Monday, March 07, 2005

Looking for a Grey Owl Connection

A friend of mine recently wrote and asked me whether I knew of a connection between the Canadian author Grey Owl and Ernest Thompson Seton.

I had been vaguely aware of Grey Owl and new that he was a Canadian Indian writer of the early 1900s. Among his books are The Men of the Last Frontier (1931), Tales of an Empty Cabin (1936) and The Tree (1937). Given the location and their interests, it indeed seems logical that there night be a connection.

I have reviewed my sources and I have yet to find a connection. But I have found a new interest.

Grey Owl lived and worked in northern Ontario from 1906 on as a trapper, guide, forest ranger, conservationist and writer. He claimed to be the child of a Ojibway and a white woman and lived among the Native Americans.

After his death. It was discovered that grey Owl was really Archie Belaney who had immigrated from England in 1906. Somewhere on his journey, he erased his past and created a new one. That he pulled it off so well is a literary mystery.

Grey Owl was the subject of a 1999 film, Grey Owl, starring Pierce Brosnan.

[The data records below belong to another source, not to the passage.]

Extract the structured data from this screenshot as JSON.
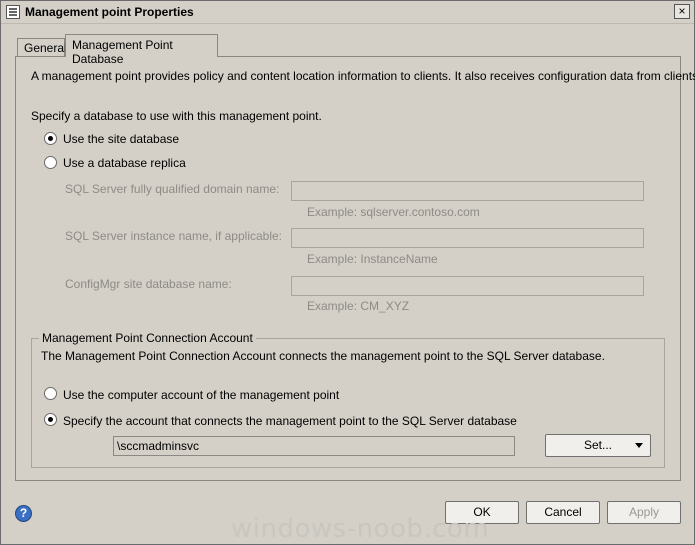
{
  "window": {
    "title": "Management point Properties",
    "close_label": "×"
  },
  "tabs": [
    {
      "label": "General"
    },
    {
      "label": "Management Point Database"
    }
  ],
  "panel": {
    "description": "A management point provides policy and content location information to clients.  It also receives configuration data from clients.",
    "specify_label": "Specify a database to use with this management point.",
    "radio_site_db": "Use the site database",
    "radio_replica": "Use a database replica",
    "sql_fqdn_label": "SQL Server fully qualified domain name:",
    "sql_fqdn_value": "",
    "sql_fqdn_example": "Example: sqlserver.contoso.com",
    "sql_instance_label": "SQL Server instance name, if applicable:",
    "sql_instance_value": "",
    "sql_instance_example": "Example: InstanceName",
    "site_db_label": "ConfigMgr site database name:",
    "site_db_value": "",
    "site_db_example": "Example: CM_XYZ"
  },
  "connection_account": {
    "group_title": "Management Point Connection Account",
    "description": "The Management Point Connection Account connects the management point to the SQL Server database.",
    "radio_computer": "Use the computer account of the management point",
    "radio_specify": "Specify the account that connects the management point to the SQL Server database",
    "account_value": "\\sccmadminsvc",
    "set_button": "Set..."
  },
  "footer": {
    "ok": "OK",
    "cancel": "Cancel",
    "apply": "Apply",
    "help_glyph": "?"
  },
  "watermark": "windows-noob.com"
}
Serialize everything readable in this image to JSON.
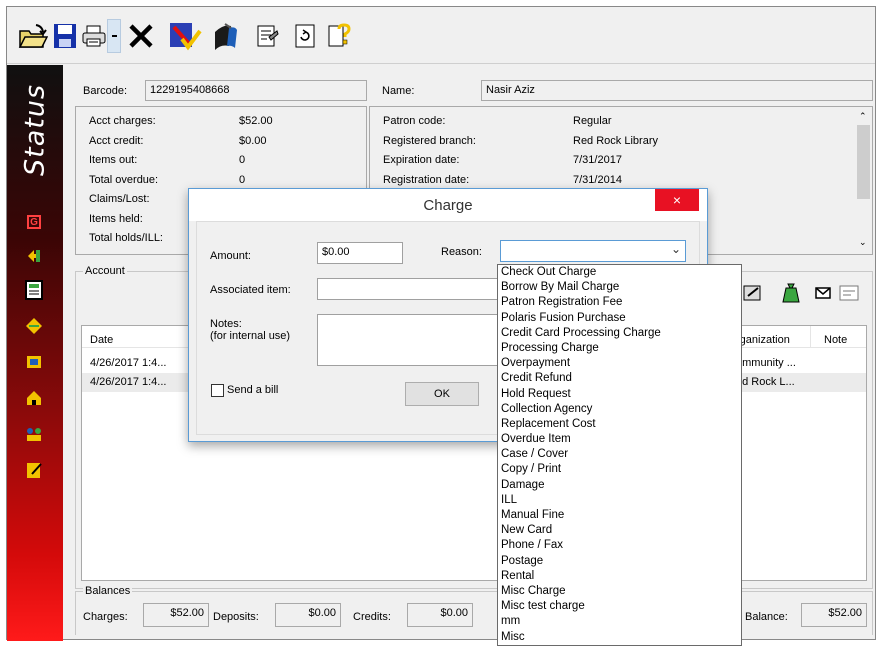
{
  "patron": {
    "barcode_label": "Barcode:",
    "barcode": "1229195408668",
    "name_label": "Name:",
    "name": "Nasir Aziz"
  },
  "summary": [
    {
      "label": "Acct charges:",
      "value": "$52.00"
    },
    {
      "label": "Acct credit:",
      "value": "$0.00"
    },
    {
      "label": "Items out:",
      "value": "0"
    },
    {
      "label": "Total overdue:",
      "value": "0"
    },
    {
      "label": "Claims/Lost:",
      "value": ""
    },
    {
      "label": "Items held:",
      "value": ""
    },
    {
      "label": "Total holds/ILL:",
      "value": ""
    }
  ],
  "details": [
    {
      "label": "Patron code:",
      "value": "Regular"
    },
    {
      "label": "Registered branch:",
      "value": "Red Rock Library"
    },
    {
      "label": "Expiration date:",
      "value": "7/31/2017"
    },
    {
      "label": "Registration date:",
      "value": "7/31/2014"
    }
  ],
  "sidebar": {
    "title": "Status"
  },
  "account": {
    "title": "Account",
    "col_date": "Date",
    "col_organization": "Organization",
    "col_organization_visible": "rganization",
    "col_note": "Note",
    "rows": [
      {
        "date": "4/26/2017 1:4...",
        "organization": "ommunity ..."
      },
      {
        "date": "4/26/2017 1:4...",
        "organization": "ed Rock L..."
      }
    ]
  },
  "balances": {
    "title": "Balances",
    "charges_label": "Charges:",
    "charges": "$52.00",
    "deposits_label": "Deposits:",
    "deposits": "$0.00",
    "credits_label": "Credits:",
    "credits": "$0.00",
    "balance_label": "Balance:",
    "balance": "$52.00"
  },
  "dialog": {
    "title": "Charge",
    "close": "×",
    "amount_label": "Amount:",
    "amount": "$0.00",
    "reason_label": "Reason:",
    "reason_value": "",
    "associated_label": "Associated item:",
    "associated_value": "",
    "notes_label": "Notes:",
    "notes_sub": "(for internal use)",
    "send_bill": "Send a bill",
    "ok": "OK"
  },
  "reasons": [
    "Check Out Charge",
    "Borrow By Mail Charge",
    "Patron Registration Fee",
    "Polaris Fusion Purchase",
    "Credit Card Processing Charge",
    "Processing Charge",
    "Overpayment",
    "Credit Refund",
    "Hold Request",
    "Collection Agency",
    "Replacement Cost",
    "Overdue Item",
    "Case / Cover",
    "Copy / Print",
    "Damage",
    "ILL",
    "Manual Fine",
    "New Card",
    "Phone / Fax",
    "Postage",
    "Rental",
    "Misc Charge",
    "Misc test charge",
    "mm",
    "Misc"
  ],
  "colors": {
    "accent": "#5a9bd5",
    "close": "#e81123",
    "status_top": "#101010",
    "status_bottom": "#ff1a1a"
  }
}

If anyone knows of a connection between Seton and Grey Owl, please share the information.


Ron Edmonds said...

I haven't found a direct link between Seton and Grey Owl, but here is an indirect one -found in the introduction to a book published while both were still living:

1936 FIRST EDITION HARDCOVER OF THE IMPORTANT CANADIAN NATURE STORY BY KENNETH CONIBEAR, entitled "North Land Footprints or Lives on Little Bent Tree Lake," published by Lovat Dickson Limited, of London, England, who we believe also had interests in the work of Grey Owl and other Canadian wildlife writers. "In North Land Footprints the author achieves a book of animal life which is at once informative and absorbing. It is neither a fantasy nor a treatise; it is, in fact, a realistic novel in which animals are the chief characters. Ahmeek the Beaver, Mistigi the Muskrat, Nekeithe-Tzompah the Silver Fox, Little Ceeseh the Whiskey-Jack - their loves, hungers, feasts, fights, sadness, deaths; their inter-relations, the part played in their lives by winter, summer, the snows and the winds. The author, a Rhodes scholar, was at one time a trapper in the North-West Territories of Canada, and writes therefore with authority. He is, nevertheless, on the side of the animals. Deep understanding with accurate detail and honest realism, is indeed the keynote of the book, which has received the enthusiastic approval of Grey Owl." Conibear thanks Ernest Thompson Seton and Grey Owl for their inspiration in the book's introduction.